Celiac disease is an inflammatory enteropathy caused by an immune reaction to the protein gliadin, which is found in foods containing gluten, such as wheat.5 Immune system assault on the intestinal enterocytes leads to the stripping away of villi, negatively affecting nutrient absorption. Multiple studies have reported an association between having psoriasis and having celiac disease as well as the reverse, including a 3-fold increased risk of celiac disease for patients with psoriasis in a 2017 meta-analysis.6 Even if patients with psoriasis did not have celiac disease, studies have found that a notable percentage of patients with psoriasis have elevated antigliadin IgA antibody levels.7 Many hypotheses have been proposed to explain this association. One article suggested that the malabsorption associated with celiac disease predisposes patients to vitamin D deficiency, which is a contributing risk factor for psoriasis.8 Other explanations involve common immune cells involved in the response to both diseases and a shared genetic background between the 2 diseases.8 As a gluten-free diet is standard for patients with celiac disease, it stands to reason that IgA could be used as a serum biomarker for patients who also could see improvements by adopting the diet.

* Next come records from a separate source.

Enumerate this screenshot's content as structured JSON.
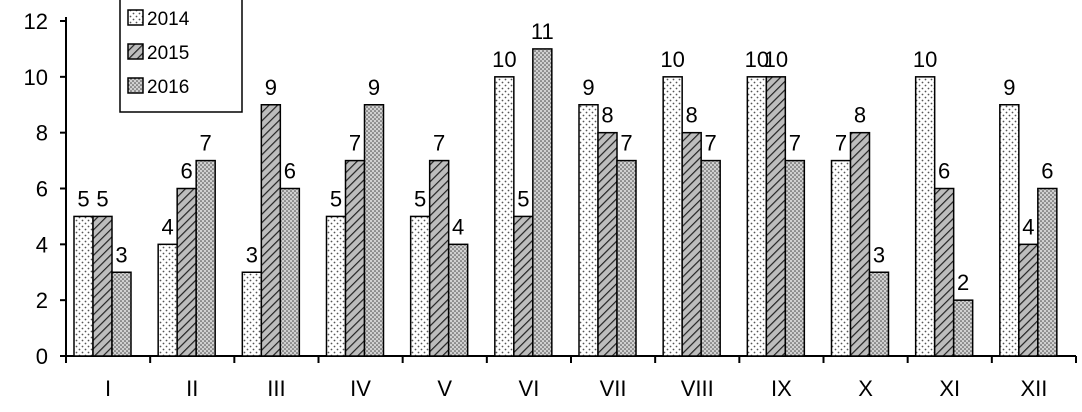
{
  "chart_data": {
    "type": "bar",
    "categories": [
      "I",
      "II",
      "III",
      "IV",
      "V",
      "VI",
      "VII",
      "VIII",
      "IX",
      "X",
      "XI",
      "XII"
    ],
    "series": [
      {
        "name": "2014",
        "values": [
          5,
          4,
          3,
          5,
          5,
          10,
          9,
          10,
          10,
          7,
          10,
          9
        ],
        "pattern": "dotted"
      },
      {
        "name": "2015",
        "values": [
          5,
          6,
          9,
          7,
          7,
          5,
          8,
          8,
          10,
          8,
          6,
          4
        ],
        "pattern": "hatched"
      },
      {
        "name": "2016",
        "values": [
          3,
          7,
          6,
          9,
          4,
          11,
          7,
          7,
          7,
          3,
          2,
          6
        ],
        "pattern": "dense-dotted"
      }
    ],
    "y_ticks": [
      "0",
      "2",
      "4",
      "6",
      "8",
      "10",
      "12"
    ],
    "ylim": [
      0,
      12
    ],
    "title": "",
    "xlabel": "",
    "ylabel": "",
    "grid": false,
    "legend_position": "top-left",
    "data_labels": true,
    "colors": {
      "bar_stroke": "#000000",
      "dots": "#555555",
      "background": "#ffffff"
    }
  }
}
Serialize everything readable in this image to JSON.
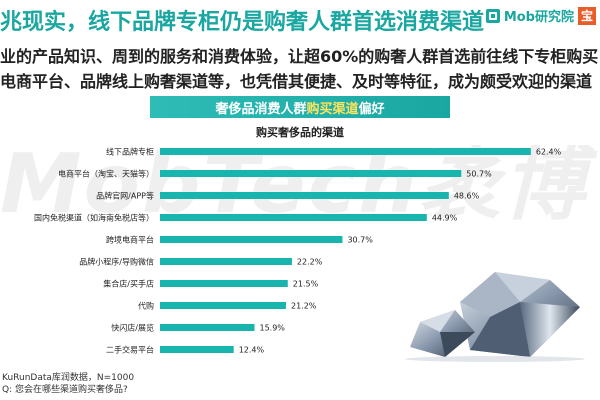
{
  "header": {
    "headline": "兆现实，线下品牌专柜仍是购奢人群首选消费渠道",
    "logo_text": "Mob研究院",
    "logo_tail": "宝"
  },
  "intro": {
    "line1": "业的产品知识、周到的服务和消费体验，让超60%的购奢人群首选前往线下专柜购买",
    "line2": "电商平台、品牌线上购奢渠道等，也凭借其便捷、及时等特征，成为颇受欢迎的渠道"
  },
  "banner": {
    "prefix": "奢侈品消费人群",
    "highlight": "购买渠道",
    "suffix": "偏好"
  },
  "watermark": "MobTech袤博",
  "colors": {
    "accent": "#1aa7a1",
    "bar": "#17b5ad"
  },
  "chart_data": {
    "type": "bar",
    "orientation": "horizontal",
    "title": "购买奢侈品的渠道",
    "categories": [
      "线下品牌专柜",
      "电商平台（淘宝、天猫等）",
      "品牌官网/APP等",
      "国内免税渠道（如海南免税店等）",
      "跨境电商平台",
      "品牌小程序/导购微信",
      "集合店/买手店",
      "代购",
      "快闪店/展览",
      "二手交易平台"
    ],
    "values": [
      62.4,
      50.7,
      48.6,
      44.9,
      30.7,
      22.2,
      21.5,
      21.2,
      15.9,
      12.4
    ],
    "value_labels": [
      "62.4%",
      "50.7%",
      "48.6%",
      "44.9%",
      "30.7%",
      "22.2%",
      "21.5%",
      "21.2%",
      "15.9%",
      "12.4%"
    ],
    "xlim": [
      0,
      70
    ],
    "grid": false
  },
  "footer": {
    "source": "KuRunData库润数据，N=1000",
    "question": "Q: 您会在哪些渠道购买奢侈品?"
  }
}
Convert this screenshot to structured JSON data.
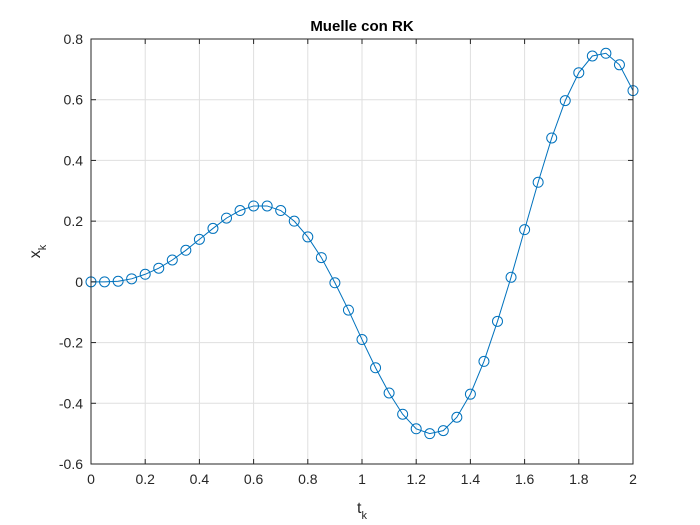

This result could help explain the proportion of respondents to the 2017 survey who experienced improvements to their psoriasis if the gluten-free diet was in fact not triggering the inflammatory effects that a regular diet would, which also may help to explain the mixed results that the gluten-free diet has had as a treatment for psoriasis. One 3-month study of patients who were positive for antigliadin antibodies found that the majority (82%) experienced a decrease in antibody levels and affected skin area after following a gluten-free diet. Only half the patients had been diagnosed with celiac disease prior to the study, lending credibility to the idea that antigliadin antibody could be used as a marker for patients with psoriasis who would benefit from a gluten-free diet.9 Other case studies have reported no improvement of psoriasis following implementation of a gluten-free diet,10 despite the patients having elevated gliadin antibodies or celiac disease. More studies are required to discern the exact nature of the benefits of a gluten-free diet on psoriasis; however, it does serve as a promising option for patients with both psoriasis and celiac disease.